Какой Бог был объявлен мертвым? Вот ответ самого Ницше: «Был преодолен только моральный Бог». Он также спрашивает: «Имеет ли смысл мыслить Бога, стоящего по ту сторону добра и зла?». И отвечает утвердительно. «Бог сбрасывает с себя моральную кожу, но появится вновь по ту сторону добра и зла». Таким образом, умирает не метафизический, а лишь теистический Бог, Бог-личность, как проекция моральных и социальных ценностей или костыль для человеческой слабости. Следовательно, мыслить Бога в иных терминах не просто возможно, но, как правило, это было свойственно внутренним учениям всех великих нехристианских и дохристианских традиций, которые, помимо прочего, делали основной упор на принципе недвойственности. Действительно, для этих традиций данный принцип являлся последним основанием мира, началом, предшествующим любым антитезам, включая противоположность имманентного и трансцендентного, возникающую при их одностороннем рассмотрении, и, следовательно, именно этот принцип придавал всему существованию, включая также все его проблематичные, разрушительные и «злые» аспекты, то высшее оправдание, в котором нуждалось свободное мировоззрение, должное утвердить себя по ту сторону нигилистических разрушительных процессов. На самом деле ницшеанский Заратустра не возвещает ничего нового, когда говорит: «Всё становление предстает передо мной как божественный танец и как божественный каприз, и свободный мир возвращается к самому себе»: та же идея содержится в хорошо известном индуистском символе танцующего и играющего нагого бога Шивы. В качестве другого примера можно вспомнить также учение о трансцендентном тожестве сансары (мира становления) и нирваны (безусловного), являющееся последней вершиной эзотерической мудрости. В средиземноморском мире, формула последнего посвящения в таинства гласила: «Озирис — чёрный бог», что также соответствует указанном кругу идей; сюда же можно добавить учения неоплатонизма и некоторых мистиков высокого уровня о безличном и сверхличном метафизическом Едином, и т. д., вплоть до аллегории Вильяма Блейка о «браке неба и ада» и гётевской идеи Бога со «свободным взором», который в своём суждении не опирается на добро и зло, — идеи, распространённой в самых различных традициях, — от западной античности до дальневосточного даосизма. Одним из наиболее сильных подтверждений этой мудрости являются слова, сказанные аскетом европейскому солдату, изготовившемуся убить его: «Ты не обманешь меня! Ты тоже, ты — Бог!».

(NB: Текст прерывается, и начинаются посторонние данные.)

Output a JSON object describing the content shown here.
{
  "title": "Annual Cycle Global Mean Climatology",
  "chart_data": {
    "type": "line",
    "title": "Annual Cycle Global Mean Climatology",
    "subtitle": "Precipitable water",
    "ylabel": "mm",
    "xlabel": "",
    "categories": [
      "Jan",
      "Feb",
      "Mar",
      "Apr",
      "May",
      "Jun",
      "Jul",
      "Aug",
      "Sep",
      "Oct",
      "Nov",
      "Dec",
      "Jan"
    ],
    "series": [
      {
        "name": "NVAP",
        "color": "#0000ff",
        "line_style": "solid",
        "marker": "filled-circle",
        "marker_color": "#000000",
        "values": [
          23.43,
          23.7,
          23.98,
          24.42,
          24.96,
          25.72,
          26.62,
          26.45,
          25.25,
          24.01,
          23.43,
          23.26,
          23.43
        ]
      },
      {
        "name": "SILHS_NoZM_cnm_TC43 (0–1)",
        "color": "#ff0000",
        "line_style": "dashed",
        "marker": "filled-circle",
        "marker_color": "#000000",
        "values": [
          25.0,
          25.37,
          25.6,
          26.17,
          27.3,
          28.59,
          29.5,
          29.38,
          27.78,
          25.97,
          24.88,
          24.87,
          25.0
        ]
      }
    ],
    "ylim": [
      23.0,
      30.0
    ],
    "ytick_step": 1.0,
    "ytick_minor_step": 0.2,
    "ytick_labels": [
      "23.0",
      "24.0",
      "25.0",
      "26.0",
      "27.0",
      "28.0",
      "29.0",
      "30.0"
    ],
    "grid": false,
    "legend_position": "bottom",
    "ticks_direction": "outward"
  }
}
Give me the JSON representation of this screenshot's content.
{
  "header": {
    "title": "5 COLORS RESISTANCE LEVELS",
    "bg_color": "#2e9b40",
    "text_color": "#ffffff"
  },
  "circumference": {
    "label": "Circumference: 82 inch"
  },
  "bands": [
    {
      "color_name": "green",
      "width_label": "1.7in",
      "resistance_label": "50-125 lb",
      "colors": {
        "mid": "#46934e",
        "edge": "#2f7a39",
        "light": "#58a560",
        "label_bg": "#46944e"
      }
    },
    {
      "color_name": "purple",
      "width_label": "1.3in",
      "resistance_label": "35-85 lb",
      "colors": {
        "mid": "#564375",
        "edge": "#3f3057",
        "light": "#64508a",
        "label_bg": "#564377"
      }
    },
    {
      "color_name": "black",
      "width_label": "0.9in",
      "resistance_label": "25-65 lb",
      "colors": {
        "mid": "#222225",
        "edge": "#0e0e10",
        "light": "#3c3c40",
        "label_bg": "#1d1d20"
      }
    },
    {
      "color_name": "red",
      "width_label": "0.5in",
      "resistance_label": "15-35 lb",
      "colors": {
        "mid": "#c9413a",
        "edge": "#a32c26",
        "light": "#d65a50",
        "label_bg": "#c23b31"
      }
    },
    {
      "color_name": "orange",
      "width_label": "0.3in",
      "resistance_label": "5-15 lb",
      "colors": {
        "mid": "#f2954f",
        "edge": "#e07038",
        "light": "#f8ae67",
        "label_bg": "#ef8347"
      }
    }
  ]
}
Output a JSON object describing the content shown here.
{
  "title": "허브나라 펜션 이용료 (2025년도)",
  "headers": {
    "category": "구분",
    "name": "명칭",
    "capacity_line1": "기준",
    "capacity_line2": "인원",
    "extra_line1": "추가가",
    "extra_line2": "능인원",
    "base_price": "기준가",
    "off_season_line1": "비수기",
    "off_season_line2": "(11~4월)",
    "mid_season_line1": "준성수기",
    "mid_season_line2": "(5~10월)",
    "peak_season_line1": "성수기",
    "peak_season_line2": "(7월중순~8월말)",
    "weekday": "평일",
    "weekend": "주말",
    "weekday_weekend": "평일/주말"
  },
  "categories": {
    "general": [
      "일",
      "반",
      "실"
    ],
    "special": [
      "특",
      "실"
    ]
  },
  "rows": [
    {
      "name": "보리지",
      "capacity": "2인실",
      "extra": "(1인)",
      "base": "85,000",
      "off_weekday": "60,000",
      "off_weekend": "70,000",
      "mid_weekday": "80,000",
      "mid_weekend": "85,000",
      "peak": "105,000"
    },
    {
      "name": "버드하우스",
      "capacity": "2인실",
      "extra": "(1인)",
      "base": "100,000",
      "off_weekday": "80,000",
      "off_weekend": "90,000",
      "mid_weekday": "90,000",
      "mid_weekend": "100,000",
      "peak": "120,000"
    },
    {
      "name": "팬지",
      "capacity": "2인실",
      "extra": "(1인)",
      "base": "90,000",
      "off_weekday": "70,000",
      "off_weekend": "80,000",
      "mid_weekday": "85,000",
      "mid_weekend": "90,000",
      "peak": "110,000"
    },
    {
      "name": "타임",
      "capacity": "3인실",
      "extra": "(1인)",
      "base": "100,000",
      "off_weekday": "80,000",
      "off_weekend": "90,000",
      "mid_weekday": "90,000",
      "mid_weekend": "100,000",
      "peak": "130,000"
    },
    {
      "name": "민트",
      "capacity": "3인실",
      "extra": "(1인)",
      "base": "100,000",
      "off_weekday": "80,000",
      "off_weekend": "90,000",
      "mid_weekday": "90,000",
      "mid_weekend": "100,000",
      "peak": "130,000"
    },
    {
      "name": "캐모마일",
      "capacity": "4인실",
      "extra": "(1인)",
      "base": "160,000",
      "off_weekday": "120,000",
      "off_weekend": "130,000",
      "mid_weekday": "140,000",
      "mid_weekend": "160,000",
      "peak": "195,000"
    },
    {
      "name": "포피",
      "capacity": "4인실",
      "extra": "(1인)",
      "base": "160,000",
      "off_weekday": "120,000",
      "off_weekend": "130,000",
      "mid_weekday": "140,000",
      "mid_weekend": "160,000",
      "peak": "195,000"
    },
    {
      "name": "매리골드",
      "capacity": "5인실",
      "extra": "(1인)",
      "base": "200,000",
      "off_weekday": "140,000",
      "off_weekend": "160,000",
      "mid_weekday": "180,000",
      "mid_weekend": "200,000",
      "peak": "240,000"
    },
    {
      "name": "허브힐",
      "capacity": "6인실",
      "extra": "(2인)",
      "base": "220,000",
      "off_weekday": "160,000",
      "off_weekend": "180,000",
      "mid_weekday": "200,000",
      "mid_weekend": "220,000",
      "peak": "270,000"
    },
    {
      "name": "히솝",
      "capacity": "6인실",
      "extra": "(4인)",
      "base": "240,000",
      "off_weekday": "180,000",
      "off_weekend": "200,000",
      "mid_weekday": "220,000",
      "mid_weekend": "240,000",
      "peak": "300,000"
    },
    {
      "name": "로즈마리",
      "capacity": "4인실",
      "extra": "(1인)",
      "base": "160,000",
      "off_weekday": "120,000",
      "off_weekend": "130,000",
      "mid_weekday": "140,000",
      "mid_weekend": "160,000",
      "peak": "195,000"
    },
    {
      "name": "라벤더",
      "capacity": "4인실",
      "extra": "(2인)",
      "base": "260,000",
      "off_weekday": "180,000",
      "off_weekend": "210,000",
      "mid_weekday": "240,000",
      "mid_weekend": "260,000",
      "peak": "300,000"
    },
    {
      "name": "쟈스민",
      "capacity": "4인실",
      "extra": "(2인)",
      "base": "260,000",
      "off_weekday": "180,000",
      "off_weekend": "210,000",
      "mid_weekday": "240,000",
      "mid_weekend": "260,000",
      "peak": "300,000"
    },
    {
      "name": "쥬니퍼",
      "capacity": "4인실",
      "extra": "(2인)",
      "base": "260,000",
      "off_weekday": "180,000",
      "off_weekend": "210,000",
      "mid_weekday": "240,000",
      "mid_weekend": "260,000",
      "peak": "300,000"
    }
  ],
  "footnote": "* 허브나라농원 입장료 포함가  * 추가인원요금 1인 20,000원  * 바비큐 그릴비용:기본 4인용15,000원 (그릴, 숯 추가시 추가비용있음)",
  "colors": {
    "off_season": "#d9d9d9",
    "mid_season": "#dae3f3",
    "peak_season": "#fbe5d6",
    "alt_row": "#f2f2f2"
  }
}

В ходе того инволюционного процесса, о котором мы говорили во вступлении, подобные взгляды постепенно исчезают. В таких учениях как буддизм или даосизм переход от метафизического к церковно-религиозному уровню бросается в глаза; это регрессия, являющаяся результатом распространения и профанации внутренней, изначальной доктрины, которую большинство не способно понять и правильно следовать ей. На Западе церковно-религиозное понимание сакрального и трансцендентного, присущее исключительно народным или регрессивным формам других учений, неотвратимо стало господствующим и почти исключительным.
Однако следует отметить, что даже в христианском мире, за рамками мистики Иоанна, можно найти достаточно указаний на грядущий век высшей свободы; так Иоахим Флорский описывает «третье царство», царство Святого Духа, должное прийти на смену царствам Отца и Сына, именно как царство свободы, следуя в этом тем же идеям, которыми вдохновлялись так называемые «Братья Свободного Духа», провозглашавшие «аномию», свободу от Закона, от добра и зла, причём нередко в таких выражениях, на которые не осмелился бы даже ницшеанский сверхчеловек.